Approvata la mozione “Forum dell’economia locale del Comune di Ravenna”
Il Consiglio comunale ha approvato all’unanimità la mozione, modificata in corso di seduta, presentata dal consigliere Filippo Donati (Viva Ravenna) “Forum dell’economia locale del Comune di Ravenna”.
Sono intervenuti nella discussione i consiglieri Renato Esposito (Fratelli d’Italia), Chiara Francesconi (Progetto Ravenna), Alberto Ancarani (Forza Italia), Filippo Donati (Viva Ravenna).
Approvato l’ordine del giorno “Adozione della valutazione di impatto generazionale nelle politiche e negli strumenti di programmazione del Comune di Ravenna secondo le linee guida Anci”
Il Consiglio comunale ha approvato all’unanimità l’ordine del giorno “Adozione della valutazione di impatto generazionale nelle politiche e negli strumenti di programmazione del Comune di Ravenna secondo le linee guida Anci” presentato da Alberto Ancarani (Forza Italia) e sottoscritto dai consiglieri Nicolò Pranzini e Michela Venturi (Pd).
Sono intervenuti nella discussione i consiglieri: Alberto Ancarani (Forza Italia), Nicolò Pranzini (Pd), Renato Esposito (Fratelli d’Italia).
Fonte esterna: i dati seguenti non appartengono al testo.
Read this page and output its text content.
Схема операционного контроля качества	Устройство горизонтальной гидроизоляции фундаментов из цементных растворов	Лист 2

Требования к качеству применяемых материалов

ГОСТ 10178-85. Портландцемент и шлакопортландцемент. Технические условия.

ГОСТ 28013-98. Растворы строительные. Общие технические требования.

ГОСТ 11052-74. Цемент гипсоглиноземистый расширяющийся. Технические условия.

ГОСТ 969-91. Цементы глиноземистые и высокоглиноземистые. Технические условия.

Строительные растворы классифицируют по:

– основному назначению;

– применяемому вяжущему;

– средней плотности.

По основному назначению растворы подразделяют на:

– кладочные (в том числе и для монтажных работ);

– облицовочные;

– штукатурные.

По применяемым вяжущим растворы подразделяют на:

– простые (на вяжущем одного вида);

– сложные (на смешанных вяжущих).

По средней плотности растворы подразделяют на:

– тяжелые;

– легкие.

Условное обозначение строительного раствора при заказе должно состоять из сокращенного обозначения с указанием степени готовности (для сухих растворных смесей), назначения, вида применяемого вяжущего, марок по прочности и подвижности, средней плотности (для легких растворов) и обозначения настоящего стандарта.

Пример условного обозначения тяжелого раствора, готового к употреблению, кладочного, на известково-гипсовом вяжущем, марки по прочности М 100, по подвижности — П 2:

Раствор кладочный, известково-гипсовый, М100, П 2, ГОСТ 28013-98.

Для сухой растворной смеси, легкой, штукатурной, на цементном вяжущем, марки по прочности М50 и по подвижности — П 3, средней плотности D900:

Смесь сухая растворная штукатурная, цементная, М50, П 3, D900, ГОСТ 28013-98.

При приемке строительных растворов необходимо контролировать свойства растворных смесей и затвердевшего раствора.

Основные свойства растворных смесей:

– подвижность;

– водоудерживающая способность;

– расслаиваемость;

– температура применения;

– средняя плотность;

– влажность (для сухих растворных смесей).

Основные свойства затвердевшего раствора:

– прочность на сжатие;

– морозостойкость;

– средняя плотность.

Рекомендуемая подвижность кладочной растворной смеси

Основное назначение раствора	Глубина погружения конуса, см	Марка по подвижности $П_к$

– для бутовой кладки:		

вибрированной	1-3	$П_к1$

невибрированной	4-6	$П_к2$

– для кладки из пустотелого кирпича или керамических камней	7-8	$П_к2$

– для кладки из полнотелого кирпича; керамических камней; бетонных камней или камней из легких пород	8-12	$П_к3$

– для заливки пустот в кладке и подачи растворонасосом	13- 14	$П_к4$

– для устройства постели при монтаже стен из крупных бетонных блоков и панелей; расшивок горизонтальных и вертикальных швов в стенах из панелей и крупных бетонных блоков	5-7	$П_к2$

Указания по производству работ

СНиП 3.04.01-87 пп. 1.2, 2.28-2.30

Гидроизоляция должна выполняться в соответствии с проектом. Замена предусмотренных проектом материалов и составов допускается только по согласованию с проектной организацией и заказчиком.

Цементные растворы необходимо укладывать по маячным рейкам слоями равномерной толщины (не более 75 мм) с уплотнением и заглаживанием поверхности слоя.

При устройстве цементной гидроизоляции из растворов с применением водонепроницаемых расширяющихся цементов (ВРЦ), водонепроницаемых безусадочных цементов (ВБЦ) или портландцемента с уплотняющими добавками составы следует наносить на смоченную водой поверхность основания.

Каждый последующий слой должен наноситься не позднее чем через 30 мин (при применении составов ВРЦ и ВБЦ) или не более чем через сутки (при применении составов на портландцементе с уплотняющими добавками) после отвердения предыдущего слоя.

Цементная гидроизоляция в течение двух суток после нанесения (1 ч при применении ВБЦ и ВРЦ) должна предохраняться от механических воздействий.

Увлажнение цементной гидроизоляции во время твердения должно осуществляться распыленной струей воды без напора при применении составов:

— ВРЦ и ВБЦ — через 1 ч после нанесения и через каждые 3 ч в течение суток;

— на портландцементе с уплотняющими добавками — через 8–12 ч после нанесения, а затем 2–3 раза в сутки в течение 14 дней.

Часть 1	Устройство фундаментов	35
Respinta la mozione “Separare le attività di Sapir e cedere e uscire dalla compagine sociale della parte terminalistica”
E’ stata respinta la mozione, presentata dal consigliere Alberto Ancarani “Separare le attività di Sapir e cedere e uscire dalla compagine sociale della parte terminalistica” con 15 voti contrari (Pd, Partito repubblicano italiano, Ama Ravenna) e 8 favorevoli (Fratelli d’Italia, Forza Italia, Lista per Ravenna, Viva Ravenna).
Sono intervenuti nella discussione l’assessore Massimo Cameliani e i consiglieri Alberto Ancarani (Forza Italia), Renato Esposito (Fratelli d’Italia), Michela Venturi (Pd), Pietro Maria Moretti (Fratelli d’Italia), Alvaro Ancisi (Lista per Ravenna), Luca Cortesi (Pd).